The bearing 10 will have a safety function to prevent, in the event of an excessive angle of the joint greater than a maximum angle value a, for example greater than 10°, that the flange of the joint 7 collides with the tubular element 13 fixed externally to the chassis 2 and which houses the CV joint 7.

The whole load will be carried by the outer bearing cage 12.

In particular, the tubular stiffening element 13 has a frontal support plate 24 for the jointed bearing 10 and having a passage 25 for the connecting shaft 9.

The jointed bearing 10 will therefore be designed to interfere with the front support plate 24 at an angle of the connecting shaft 9 at least equal to the maximum inclination angle α.

The tubular element 13, which extends frontally from the chassis 2 in a horizontal direction, will also have the function of stiffening the structure and houses the CV joint 7 thereinside.

To facilitate handling and lifting of the POD 1, the chassis 2 will be provided with four wheels and in particular with two directional side wheels 14 placed inside the chassis, a central directional wheel 15 also positioned inside the chassis 2 and of larger dimensions with respect to the side wheels 14, and a non-directional front wheel 16 placed outside the chassis 2 and connected by a support arm 17 to the tubular stiffening element 13.

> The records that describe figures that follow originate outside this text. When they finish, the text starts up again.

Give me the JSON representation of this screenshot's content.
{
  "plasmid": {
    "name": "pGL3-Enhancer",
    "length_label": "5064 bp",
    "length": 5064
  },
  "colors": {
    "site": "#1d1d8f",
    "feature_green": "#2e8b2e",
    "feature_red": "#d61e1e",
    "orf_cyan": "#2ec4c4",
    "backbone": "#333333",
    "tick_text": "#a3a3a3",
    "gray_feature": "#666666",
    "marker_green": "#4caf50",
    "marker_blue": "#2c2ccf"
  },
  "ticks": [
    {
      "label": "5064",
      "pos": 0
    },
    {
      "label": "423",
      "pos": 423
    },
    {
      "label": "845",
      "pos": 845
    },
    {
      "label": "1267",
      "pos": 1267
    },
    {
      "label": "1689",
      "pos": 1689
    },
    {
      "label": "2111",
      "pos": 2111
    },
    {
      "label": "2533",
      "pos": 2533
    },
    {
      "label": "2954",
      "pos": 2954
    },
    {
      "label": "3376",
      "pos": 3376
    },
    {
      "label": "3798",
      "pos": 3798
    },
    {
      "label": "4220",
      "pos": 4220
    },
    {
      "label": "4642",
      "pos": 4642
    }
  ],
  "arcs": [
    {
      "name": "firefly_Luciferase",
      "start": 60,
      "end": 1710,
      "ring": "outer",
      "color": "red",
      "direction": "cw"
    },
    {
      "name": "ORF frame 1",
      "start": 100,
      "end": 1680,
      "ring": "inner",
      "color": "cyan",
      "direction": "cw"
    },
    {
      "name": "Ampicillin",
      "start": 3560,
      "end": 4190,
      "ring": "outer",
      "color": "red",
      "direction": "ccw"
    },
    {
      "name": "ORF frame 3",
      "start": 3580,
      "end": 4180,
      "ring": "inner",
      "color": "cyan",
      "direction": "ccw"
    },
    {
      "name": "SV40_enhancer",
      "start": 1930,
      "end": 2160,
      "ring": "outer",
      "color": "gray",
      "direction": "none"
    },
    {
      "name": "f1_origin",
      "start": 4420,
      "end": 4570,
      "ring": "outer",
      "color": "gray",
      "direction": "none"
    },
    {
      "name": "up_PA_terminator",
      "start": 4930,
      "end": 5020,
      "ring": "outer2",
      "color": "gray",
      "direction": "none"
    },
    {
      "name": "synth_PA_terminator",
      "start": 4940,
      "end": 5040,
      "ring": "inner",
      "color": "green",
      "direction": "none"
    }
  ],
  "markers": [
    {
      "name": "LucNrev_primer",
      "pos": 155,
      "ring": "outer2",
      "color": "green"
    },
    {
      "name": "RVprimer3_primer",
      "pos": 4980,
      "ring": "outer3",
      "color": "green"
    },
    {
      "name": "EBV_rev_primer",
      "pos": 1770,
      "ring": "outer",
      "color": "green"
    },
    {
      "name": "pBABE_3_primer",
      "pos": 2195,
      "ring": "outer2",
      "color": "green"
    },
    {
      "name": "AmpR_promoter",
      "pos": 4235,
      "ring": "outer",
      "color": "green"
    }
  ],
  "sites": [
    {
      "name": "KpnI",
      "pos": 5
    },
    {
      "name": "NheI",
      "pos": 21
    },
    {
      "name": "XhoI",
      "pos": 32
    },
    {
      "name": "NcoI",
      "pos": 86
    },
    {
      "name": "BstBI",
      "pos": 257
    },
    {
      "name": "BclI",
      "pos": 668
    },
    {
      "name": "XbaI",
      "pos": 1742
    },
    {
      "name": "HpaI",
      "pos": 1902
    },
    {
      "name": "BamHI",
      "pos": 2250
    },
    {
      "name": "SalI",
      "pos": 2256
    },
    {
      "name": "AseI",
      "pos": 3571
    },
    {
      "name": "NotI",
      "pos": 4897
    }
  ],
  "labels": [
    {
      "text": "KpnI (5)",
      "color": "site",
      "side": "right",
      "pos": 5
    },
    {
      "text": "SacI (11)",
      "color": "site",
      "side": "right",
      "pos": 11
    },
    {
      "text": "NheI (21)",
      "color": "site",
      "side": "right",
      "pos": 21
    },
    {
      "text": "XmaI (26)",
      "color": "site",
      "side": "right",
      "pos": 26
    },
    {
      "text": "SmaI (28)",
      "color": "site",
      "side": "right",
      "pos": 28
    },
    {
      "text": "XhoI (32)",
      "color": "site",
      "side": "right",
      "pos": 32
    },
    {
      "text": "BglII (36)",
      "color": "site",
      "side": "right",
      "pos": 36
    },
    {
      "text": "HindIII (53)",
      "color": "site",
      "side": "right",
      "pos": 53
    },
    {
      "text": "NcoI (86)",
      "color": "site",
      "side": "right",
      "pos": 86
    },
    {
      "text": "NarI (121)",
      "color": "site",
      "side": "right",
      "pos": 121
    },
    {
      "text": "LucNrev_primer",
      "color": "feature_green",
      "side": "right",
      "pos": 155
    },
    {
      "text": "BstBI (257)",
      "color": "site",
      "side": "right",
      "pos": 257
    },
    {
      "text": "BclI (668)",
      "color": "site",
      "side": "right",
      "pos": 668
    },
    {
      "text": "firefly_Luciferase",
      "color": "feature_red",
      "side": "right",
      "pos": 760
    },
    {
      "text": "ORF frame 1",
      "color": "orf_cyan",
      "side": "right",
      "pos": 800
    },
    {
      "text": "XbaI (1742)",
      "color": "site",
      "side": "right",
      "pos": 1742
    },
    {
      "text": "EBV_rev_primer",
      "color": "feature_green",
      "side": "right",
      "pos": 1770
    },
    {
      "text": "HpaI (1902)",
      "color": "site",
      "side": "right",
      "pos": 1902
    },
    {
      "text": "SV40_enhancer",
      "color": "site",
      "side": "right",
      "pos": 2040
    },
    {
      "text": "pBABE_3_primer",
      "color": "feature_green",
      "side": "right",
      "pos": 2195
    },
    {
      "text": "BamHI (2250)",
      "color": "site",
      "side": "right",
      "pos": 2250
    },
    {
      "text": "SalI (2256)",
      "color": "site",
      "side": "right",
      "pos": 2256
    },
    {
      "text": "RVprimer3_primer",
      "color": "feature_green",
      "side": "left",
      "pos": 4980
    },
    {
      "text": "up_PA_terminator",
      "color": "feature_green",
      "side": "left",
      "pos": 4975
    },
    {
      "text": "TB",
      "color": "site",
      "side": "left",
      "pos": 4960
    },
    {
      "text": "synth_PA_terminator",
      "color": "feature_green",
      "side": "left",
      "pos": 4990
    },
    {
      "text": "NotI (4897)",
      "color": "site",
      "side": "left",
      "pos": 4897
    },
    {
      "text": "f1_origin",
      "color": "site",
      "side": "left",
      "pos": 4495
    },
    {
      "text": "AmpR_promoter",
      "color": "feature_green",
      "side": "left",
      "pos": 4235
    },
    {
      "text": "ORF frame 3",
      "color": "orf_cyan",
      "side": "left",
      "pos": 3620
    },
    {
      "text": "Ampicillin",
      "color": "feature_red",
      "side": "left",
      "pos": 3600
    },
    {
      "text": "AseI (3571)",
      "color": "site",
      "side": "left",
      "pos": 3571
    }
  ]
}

Operatively, the wheels represent the contact element between POD 1 and the ground and will preferably be wheels with high mechanical resistance to support the weight of the POD and the vehicle. In addition to this structural function, they also have the task of helping the user to move the POD 1 and therefore help him to align the tool with the wheel hub or reposition it in the warehouse after use.

According to a further aspect, the chassis 2 will also be provided with a single anti-torsion stiffening arm 18 having the aim of preventing the POD 1 from vibrating or being moved in any way due to the torque expressed by vehicles with particularly high torque at the wheels.

What has been described above represents the mechanical part of the POD, which can be implemented with further elements, even of a known type, such as for example one or more grip handles 19 to facilitate the transport of the POD, or internal mechanical and/or electromechanical components functional to the operation of the POD but which do not represent a limitation for the scope of the present invention.

The POD will then be provided with an electrical/electronic subsystem, schematically shown in FIG. 9, which comprises the following components:

• • Master Controller Unit (MCU): is a bridge between one or more Brake Controller Units and the Client Software Backend. It provides interoperability between different devices and adapters, control and routing of messages between adapters.
  • Brake Controller Unit (BCU): is the real time control system for the POD: it represents an electronic unit capable of controlling the load on the dynamometer (i.e. it controls the electric voltage/current at the resistance coils in the parasitic current dynamometer) and can measure or detect load and speed.
  • Electrical panel: receives external three-phase and single-phase power and supplies it to the boards and other subsystems.
  • Power: transforms the 220V to 24V power needed by the MCU.
  • Cabling System: comprises all electrical subsystem power and signal cables.

The POD will be completed by a software subsystem, and in particular by its own firmware, for the management and regulation of the measurement phases, according to schemes which may vary according to the needs and which do not fall within the scope of the present invention.